El balear ha reconocido que lleva años sin disfrutar de los contenidos que genera en su carrera deportiva. Demasiados borrones en su físico que, aunque han estado enmascarados con títulos en grandes torneos, han supuesto una importante merma en su vida profesional y personal. Desde 2004 lleva el balear escribiendo títulos para sus obras. Ahora pone un punto y aparte, pero si tuviéramos que enumerar los 92 torneos ATP, llenaríamos nuestro texto de comas. Es más, yo sería partidario de utilizar también los paréntesis para incluir los éxitos en Copa Davis, Juegos Olímpicos y demás competiciones por equipos en los que siempre ha representado con orgullo al equipo nacional.
Muchos signos de puntuación salen en estas obras completas de su carrera deportiva, quizá tantos como puntos ha hecho sobre la pista el manacorí, donde nunca se ha dejado una tilde por poner o una pelota por la que ir. Los fervientes lectores de toda su bibliografía nos conformamos con la esperanza que dan esos puntos suspensivos que hoy ha anunciado en forma de 2024. La novela sabemos de qué trata y estamos seguros de que, aunque su protagonista no afronte nuevas gestas que narrar, sí sabemos que las que ya lleva escritas deberían publicarse en mayúsculas y con letras de oro.
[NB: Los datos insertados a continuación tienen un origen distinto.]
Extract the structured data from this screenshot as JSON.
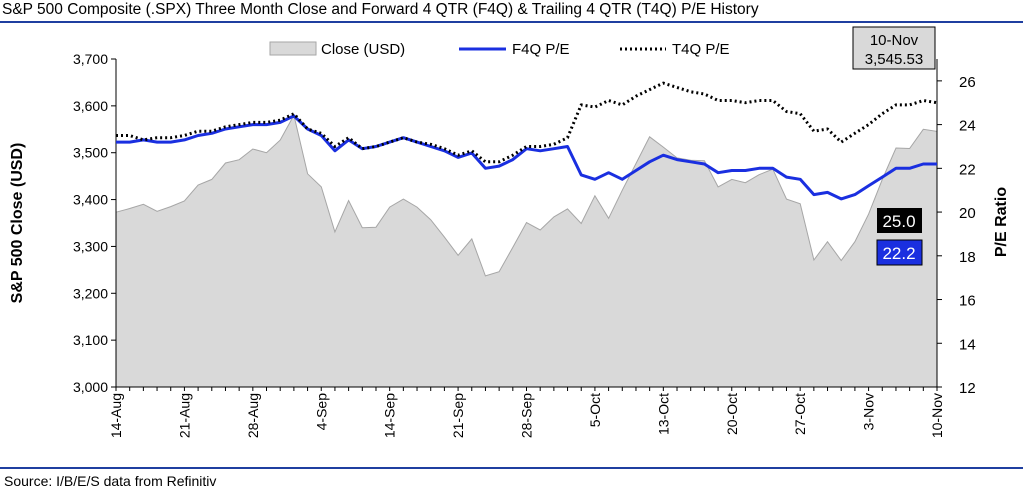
{
  "title": "S&P 500 Composite (.SPX) Three Month Close and Forward 4 QTR (F4Q) & Trailing 4 QTR (T4Q) P/E History",
  "source": "Source: I/B/E/S data from Refinitiv",
  "colors": {
    "rule": "#1f3fa0",
    "f4q": "#1a2fe0",
    "t4q": "#000000",
    "area_fill": "#d9d9d9",
    "area_edge": "#a6a6a6"
  },
  "callouts": {
    "date_box": {
      "line1": "10-Nov",
      "line2": "3,545.53"
    },
    "t4q_value": "25.0",
    "f4q_value": "22.2"
  },
  "chart_data": {
    "type": "area+line",
    "y_left": {
      "label": "S&P 500 Close (USD)",
      "range": [
        3000,
        3700
      ],
      "ticks": [
        3000,
        3100,
        3200,
        3300,
        3400,
        3500,
        3600,
        3700
      ],
      "tick_labels": [
        "3,000",
        "3,100",
        "3,200",
        "3,300",
        "3,400",
        "3,500",
        "3,600",
        "3,700"
      ]
    },
    "y_right": {
      "label": "P/E Ratio",
      "range": [
        12,
        27
      ],
      "ticks": [
        12,
        14,
        16,
        18,
        20,
        22,
        24,
        26
      ],
      "tick_labels": [
        "12",
        "14",
        "16",
        "18",
        "20",
        "22",
        "24",
        "26"
      ]
    },
    "x_tick_labels": [
      {
        "label": "14-Aug",
        "index": 0
      },
      {
        "label": "21-Aug",
        "index": 5
      },
      {
        "label": "28-Aug",
        "index": 10
      },
      {
        "label": "4-Sep",
        "index": 15
      },
      {
        "label": "14-Sep",
        "index": 20
      },
      {
        "label": "21-Sep",
        "index": 25
      },
      {
        "label": "28-Sep",
        "index": 30
      },
      {
        "label": "5-Oct",
        "index": 35
      },
      {
        "label": "13-Oct",
        "index": 40
      },
      {
        "label": "20-Oct",
        "index": 45
      },
      {
        "label": "27-Oct",
        "index": 50
      },
      {
        "label": "3-Nov",
        "index": 55
      },
      {
        "label": "10-Nov",
        "index": 60
      }
    ],
    "series": [
      {
        "name": "Close (USD)",
        "type": "area",
        "axis": "left",
        "values": [
          3373,
          3381,
          3390,
          3375,
          3385,
          3397,
          3431,
          3443,
          3478,
          3485,
          3508,
          3500,
          3527,
          3580,
          3455,
          3427,
          3331,
          3398,
          3340,
          3341,
          3384,
          3401,
          3384,
          3357,
          3320,
          3281,
          3316,
          3237,
          3246,
          3298,
          3351,
          3335,
          3363,
          3380,
          3349,
          3408,
          3360,
          3420,
          3477,
          3534,
          3512,
          3489,
          3484,
          3483,
          3427,
          3443,
          3436,
          3453,
          3465,
          3401,
          3391,
          3271,
          3310,
          3270,
          3310,
          3369,
          3443,
          3510,
          3509,
          3550,
          3545.53
        ]
      },
      {
        "name": "F4Q P/E",
        "type": "line",
        "axis": "right",
        "values": [
          23.2,
          23.2,
          23.3,
          23.2,
          23.2,
          23.3,
          23.5,
          23.6,
          23.8,
          23.9,
          24.0,
          24.0,
          24.1,
          24.4,
          23.8,
          23.5,
          22.8,
          23.3,
          22.9,
          23.0,
          23.2,
          23.4,
          23.2,
          23.0,
          22.8,
          22.5,
          22.7,
          22.0,
          22.1,
          22.4,
          22.9,
          22.8,
          22.9,
          23.0,
          21.7,
          21.5,
          21.8,
          21.5,
          21.9,
          22.3,
          22.6,
          22.4,
          22.3,
          22.2,
          21.8,
          21.9,
          21.9,
          22.0,
          22.0,
          21.6,
          21.5,
          20.8,
          20.9,
          20.6,
          20.8,
          21.2,
          21.6,
          22.0,
          22.0,
          22.2,
          22.2
        ]
      },
      {
        "name": "T4Q P/E",
        "type": "line",
        "axis": "right",
        "values": [
          23.5,
          23.5,
          23.3,
          23.4,
          23.4,
          23.5,
          23.7,
          23.7,
          23.9,
          24.0,
          24.1,
          24.1,
          24.2,
          24.5,
          23.8,
          23.6,
          23.0,
          23.4,
          22.9,
          23.0,
          23.2,
          23.4,
          23.2,
          23.1,
          22.9,
          22.6,
          22.8,
          22.3,
          22.3,
          22.6,
          23.0,
          23.0,
          23.1,
          23.4,
          24.9,
          24.8,
          25.1,
          24.9,
          25.3,
          25.6,
          25.9,
          25.7,
          25.5,
          25.4,
          25.1,
          25.1,
          25.0,
          25.1,
          25.1,
          24.6,
          24.5,
          23.7,
          23.8,
          23.2,
          23.6,
          24.0,
          24.5,
          24.9,
          24.9,
          25.1,
          25.0
        ]
      }
    ],
    "legend": {
      "position": "top",
      "entries": [
        "Close (USD)",
        "F4Q P/E",
        "T4Q P/E"
      ]
    },
    "grid": false
  }
}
Nadal no estará, por primera vez en 18 años, en esta edición del mejor torneo de tierra batida, donde ya ha ganado 14 veces. Se hará raro no verlo porque en toda su obra deportiva Rafa apenas ha cometido faltas, ortográficas, que empañaran su excelente expediente deportivo. Cuando empezó, allá por 2003 este voluminoso libro, nunca pensó que el índice acabara tan cargado de capítulos. Hace 20 años apenas tuvo tiempo para escribir un buen prólogo porque la juventud le reclamaba ir directamente a la trama. Esta tarde, Nadal ha empezado a escribir el epílogo de una obra magistral cuyo protagonista quiere cerrar con las últimas páginas que dignifiquen la ejemplaridad y belleza de este manuscrito de tenis que nadie podrá nunca plagiar.
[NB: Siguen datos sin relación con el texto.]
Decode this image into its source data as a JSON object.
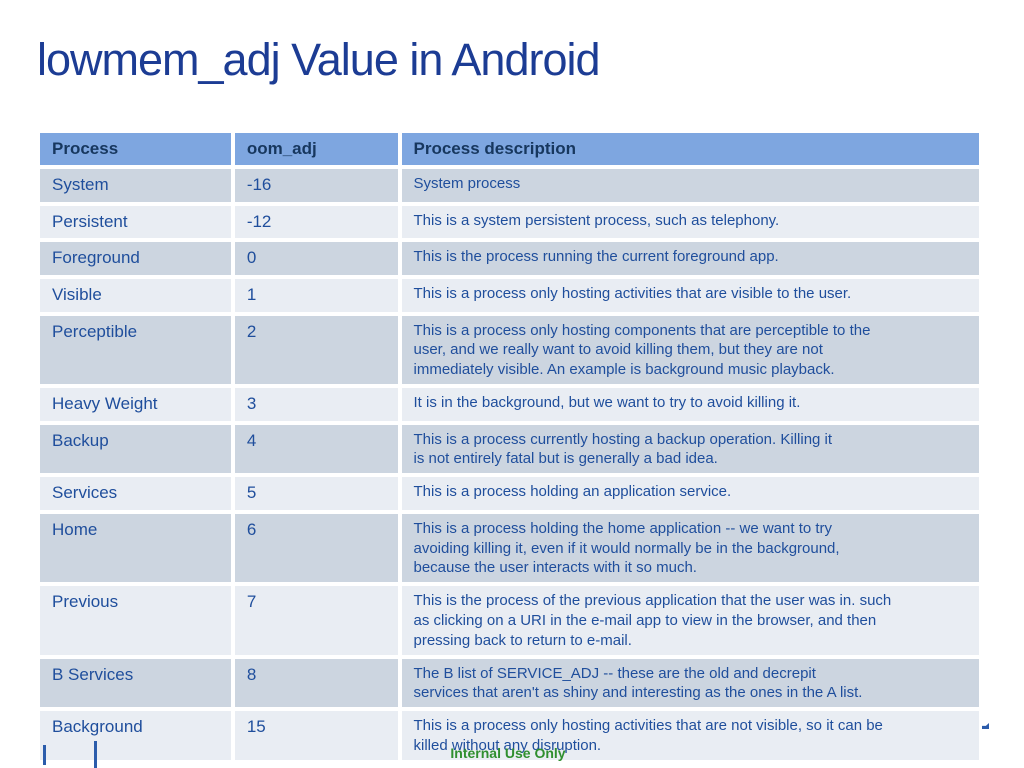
{
  "title": "lowmem_adj Value in Android",
  "table": {
    "columns": [
      "Process",
      "oom_adj",
      "Process description"
    ],
    "rows": [
      {
        "process": "System",
        "oom_adj": "-16",
        "description": "System process"
      },
      {
        "process": "Persistent",
        "oom_adj": "-12",
        "description": "This is a system persistent process, such as telephony."
      },
      {
        "process": "Foreground",
        "oom_adj": "0",
        "description": "This is the process running the current foreground app."
      },
      {
        "process": "Visible",
        "oom_adj": "1",
        "description": "This is a process only hosting activities that are visible to the user."
      },
      {
        "process": "Perceptible",
        "oom_adj": "2",
        "description": "This is a process only hosting components that are perceptible to the\nuser, and we really want to avoid killing them, but they are not\nimmediately visible. An example is background music playback."
      },
      {
        "process": "Heavy Weight",
        "oom_adj": "3",
        "description": "It is in the background, but we want to try to avoid killing it."
      },
      {
        "process": "Backup",
        "oom_adj": "4",
        "description": "This is a process currently hosting a backup operation.  Killing it\nis not entirely fatal but is generally a bad idea."
      },
      {
        "process": "Services",
        "oom_adj": "5",
        "description": "This is a process holding an application service."
      },
      {
        "process": "Home",
        "oom_adj": "6",
        "description": "This is a process holding the home application -- we want to try\navoiding killing it, even if it would normally be in the background,\nbecause the user interacts with it so much."
      },
      {
        "process": "Previous",
        "oom_adj": "7",
        "description": "This is the process of the previous application that the user was in. such\nas clicking on a URI in the e-mail app to view in the browser, and then\npressing back to return to e-mail."
      },
      {
        "process": "B Services",
        "oom_adj": "8",
        "description": "The B list of SERVICE_ADJ -- these are the old and decrepit\nservices that aren't as shiny and interesting as the ones in the A list."
      },
      {
        "process": "Background",
        "oom_adj": "15",
        "description": "This is a process only hosting activities that are not visible, so it can be\nkilled without any disruption."
      }
    ]
  },
  "footer": {
    "classification": "Internal Use Only"
  },
  "colors": {
    "title_text": "#1c3c94",
    "header_bg": "#7ea6e0",
    "header_text": "#17375e",
    "row_odd_bg": "#ccd5e0",
    "row_even_bg": "#e9edf3",
    "cell_text": "#1f4e9c",
    "classification_text": "#2f8f2f",
    "accent_line": "#2b5cab"
  }
}
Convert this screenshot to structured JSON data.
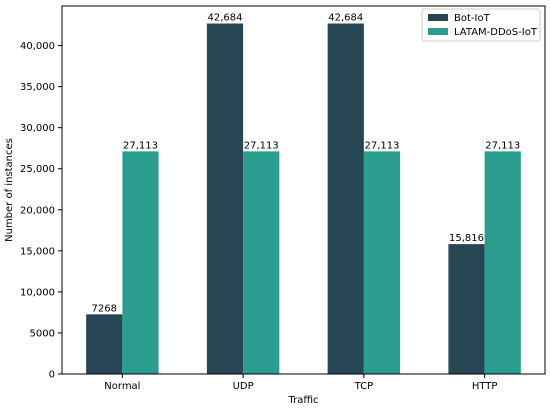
{
  "chart_data": {
    "type": "bar",
    "title": "",
    "xlabel": "Traffic",
    "ylabel": "Number of instances",
    "categories": [
      "Normal",
      "UDP",
      "TCP",
      "HTTP"
    ],
    "series": [
      {
        "name": "Bot-IoT",
        "color": "#264653",
        "values": [
          7268,
          42684,
          42684,
          15816
        ],
        "labels": [
          "7268",
          "42,684",
          "42,684",
          "15,816"
        ]
      },
      {
        "name": "LATAM-DDoS-IoT",
        "color": "#2a9d8f",
        "values": [
          27113,
          27113,
          27113,
          27113
        ],
        "labels": [
          "27,113",
          "27,113",
          "27,113",
          "27,113"
        ]
      }
    ],
    "ylim": [
      0,
      44818
    ],
    "yticks": [
      0,
      5000,
      10000,
      15000,
      20000,
      25000,
      30000,
      35000,
      40000
    ],
    "ytick_labels": [
      "0",
      "5000",
      "10,000",
      "15,000",
      "20,000",
      "25,000",
      "30,000",
      "35,000",
      "40,000"
    ],
    "legend_position": "top-right",
    "grid": false
  }
}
Ahora sólo quedan signos de interrogación que nos hacen preguntarnos, cuándo volverá, cómo lo hará y si en su último año repetirá victoria en algún grande.
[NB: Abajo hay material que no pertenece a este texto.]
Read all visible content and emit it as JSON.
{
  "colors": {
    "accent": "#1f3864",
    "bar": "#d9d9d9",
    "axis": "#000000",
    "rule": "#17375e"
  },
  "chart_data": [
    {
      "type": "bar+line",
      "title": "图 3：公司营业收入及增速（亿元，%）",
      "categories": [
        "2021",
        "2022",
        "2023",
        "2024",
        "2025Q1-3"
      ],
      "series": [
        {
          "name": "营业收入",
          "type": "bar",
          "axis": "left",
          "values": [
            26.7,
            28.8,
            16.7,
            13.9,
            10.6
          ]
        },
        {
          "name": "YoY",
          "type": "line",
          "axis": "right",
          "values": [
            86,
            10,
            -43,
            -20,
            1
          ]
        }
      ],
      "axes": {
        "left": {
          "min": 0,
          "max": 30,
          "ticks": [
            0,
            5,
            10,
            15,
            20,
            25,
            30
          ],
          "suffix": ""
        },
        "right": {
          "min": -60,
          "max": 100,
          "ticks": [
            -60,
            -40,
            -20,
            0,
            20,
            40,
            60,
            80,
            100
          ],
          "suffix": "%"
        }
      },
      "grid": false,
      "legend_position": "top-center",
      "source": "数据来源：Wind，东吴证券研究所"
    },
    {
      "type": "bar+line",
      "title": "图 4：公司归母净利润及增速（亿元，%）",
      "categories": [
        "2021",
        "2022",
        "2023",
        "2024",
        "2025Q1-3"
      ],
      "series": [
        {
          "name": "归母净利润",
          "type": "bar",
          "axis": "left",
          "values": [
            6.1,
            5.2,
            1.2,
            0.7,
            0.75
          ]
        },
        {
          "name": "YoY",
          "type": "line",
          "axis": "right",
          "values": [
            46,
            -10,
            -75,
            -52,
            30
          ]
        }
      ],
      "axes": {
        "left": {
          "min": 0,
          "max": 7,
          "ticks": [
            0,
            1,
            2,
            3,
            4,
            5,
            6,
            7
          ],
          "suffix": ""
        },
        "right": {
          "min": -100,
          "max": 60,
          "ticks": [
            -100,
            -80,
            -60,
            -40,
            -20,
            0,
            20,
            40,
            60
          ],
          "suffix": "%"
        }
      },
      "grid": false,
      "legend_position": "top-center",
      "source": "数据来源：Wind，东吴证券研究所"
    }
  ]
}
Esperemos que las respuestas sean: pronto, en perfecto estado y síiiiii.
Aunque soy consciente de que es complejísimo y que cada aficionado tendrá una opinión, hay que resaltar que el mejor deportista de todos los tiempos y respecto a su epilogo, merece que se escriba en mayúsculas y con letras de oro. El tiempo nos hará ver cómo será.
Pues yo discrepo de tu magnífico artículo: no creo que sea un punto y aparte, sino un punto y final en «diferido» como diría la Cospe: no juega éste año y ha dicho que ya veremos el año que viene, depende de su «cuerpo». Con su cuerpo maltrecho por su larguísima carrera, un año sin jugar, sus cuentas y negocios boyantes, y con los miuras que vienen (Sinner, Rune, Ruud, Alcaraz, etc, etc), y no teniendo ya que demostrar nada en el mundo tenístico, uno de los tres mejores de la historia, creo que ya no le vamos a ver jugar más. Ya tenemos el precedente de Federer, que también tardó más de año y medio en decir que se retiraba. Además, Nadal es muy inteligente y se va a retirar por la puerta grande, sin tener que arrastrarse por las pistas como hacen muchos…Y ojo!!!, que ya casi tiene 38 años.
Estamos asistiendo al final de una leyenda. Al sueño de todo un país que se emocionó con la carrera de un joven chaval de Manacor que lo ha ganado todo. Ya sea un punto y aparte o un punto y final, Rafa se merece decidir su futuro. Tiene el agradecimiento de un servidor y el de todo el mundo del tenis por llevar este deporte a otro nivel. Todo lo que ha hecho, lo ha demostrado en la pista y no le ha hecho falta hablar para darse ínfulas como un licántropo balcánico que yo me sé.